Still, cost is a “critical issue,” he added.
Do the math before starting a home project
About 95% of homeowners said they plan to take on a major home improvement project in the next five years, according to a recent report by Real Estate Witch. However, only 50% said they can afford it at the moment.
They’ll also likely spend more than they initially expect. The average homeowner shelled out $3,890 on renovations and remodeling in the past year alone, the report found.
To budget wisely, talk to a realtor in your area about specific renovations that could increase the value of your home and which ones to skip, advised Sophia Bera Daigle, CEO and founder of Gen Y Planning, an Austin, Texas-based financial planning firm for millennials.
Always get competitive bids on any project and add 10% to that estimate as a “buffer,” she said, since extra expenses “will likely come up.”

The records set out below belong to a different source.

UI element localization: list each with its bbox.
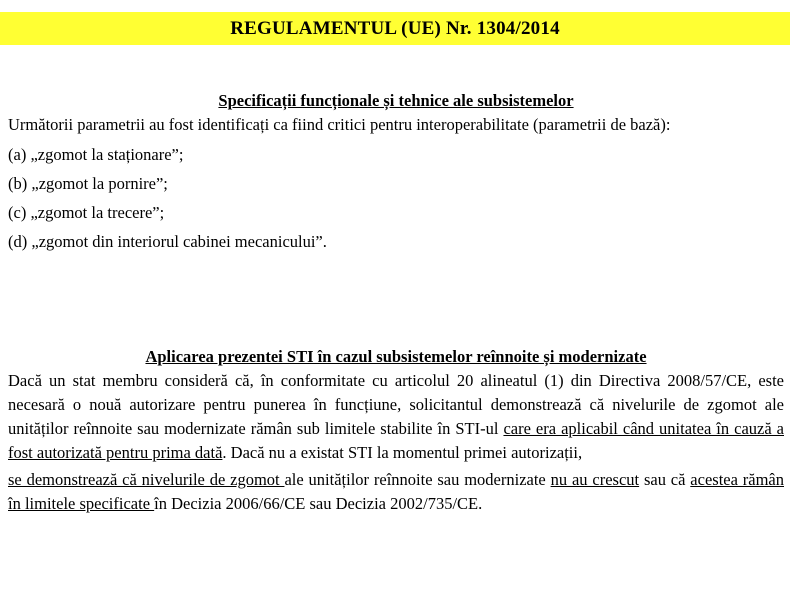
title-banner bbox=[0, 12, 790, 45]
underlined-phrase: acestea rămân în limitele specificate bbox=[8, 470, 784, 513]
section-renewed-subsystems bbox=[8, 345, 784, 516]
underlined-phrase: se demonstrează că nivelurile de zgomot bbox=[8, 470, 285, 489]
section-heading-specs: Specificații funcționale și tehnice ale subsistemelor bbox=[218, 91, 574, 110]
paragraph-text: sau că bbox=[639, 470, 691, 489]
paragraph-text: în Decizia 2006/66/CE sau Decizia 2002/735/CE. bbox=[154, 494, 483, 513]
paragraph-authorization bbox=[8, 369, 784, 465]
underlined-phrase: care era aplicabil când unitatea în cauză a fost autorizată pentru prima dată bbox=[8, 419, 784, 462]
list-item-a: (a) „zgomot la staționare”; bbox=[8, 145, 184, 164]
list-item-b: (b) „zgomot la pornire”; bbox=[8, 174, 168, 193]
list-item-d: (d) „zgomot din interiorul cabinei mecanicului”. bbox=[8, 232, 327, 251]
paragraph-text: . Dacă nu a existat STI la momentul primei autorizații, bbox=[222, 443, 583, 462]
underlined-phrase: nu au crescut bbox=[550, 470, 640, 489]
paragraph-text: Dacă un stat membru consideră că, în conformitate cu articolul 20 alineatul (1) din Directiva 2008/57/CE, este necesară o nouă autorizare pentru punerea în funcțiune, solicitantul demonstrează că nivelurile de zgomot ale unităților reînnoite sau modernizate rămân sub limitele stabilite în STI-ul bbox=[8, 371, 784, 438]
paragraph-noise-levels bbox=[8, 468, 784, 516]
page-title: REGULAMENTUL (UE) Nr. 1304/2014 bbox=[230, 17, 560, 39]
section-heading-renewed: Aplicarea prezentei STI în cazul subsistemelor reînnoite și modernizate bbox=[145, 347, 647, 366]
list-item-c: (c) „zgomot la trecere”; bbox=[8, 203, 165, 222]
intro-paragraph: Următorii parametrii au fost identificați ca fiind critici pentru interoperabilitate (parametrii de bază): bbox=[8, 115, 671, 134]
paragraph-text: ale unităților reînnoite sau modernizate bbox=[284, 470, 551, 489]
section-functional-specs bbox=[8, 89, 784, 256]
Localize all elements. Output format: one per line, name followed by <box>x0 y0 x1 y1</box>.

If you are going to finance a project, look into obtaining a home equity loan or home equity line of credit and factor in the interest rate and potential monthly payment. “Make sure you can work these monthly payments into your budget before you begin,” Daigle said.
It may make more sense to hold off on a big renovation so you can save money, pay down debt and see if interest rates go down, added Daigle, a certified financial planner and also a member of CNBC’s Advisor Council.
Finally, consider how long you will stay in your current home and how a renovation will affect your life, Tomalak said. “If people are moving less often, this shifts the question of remodeling from an investment to the quality of living.”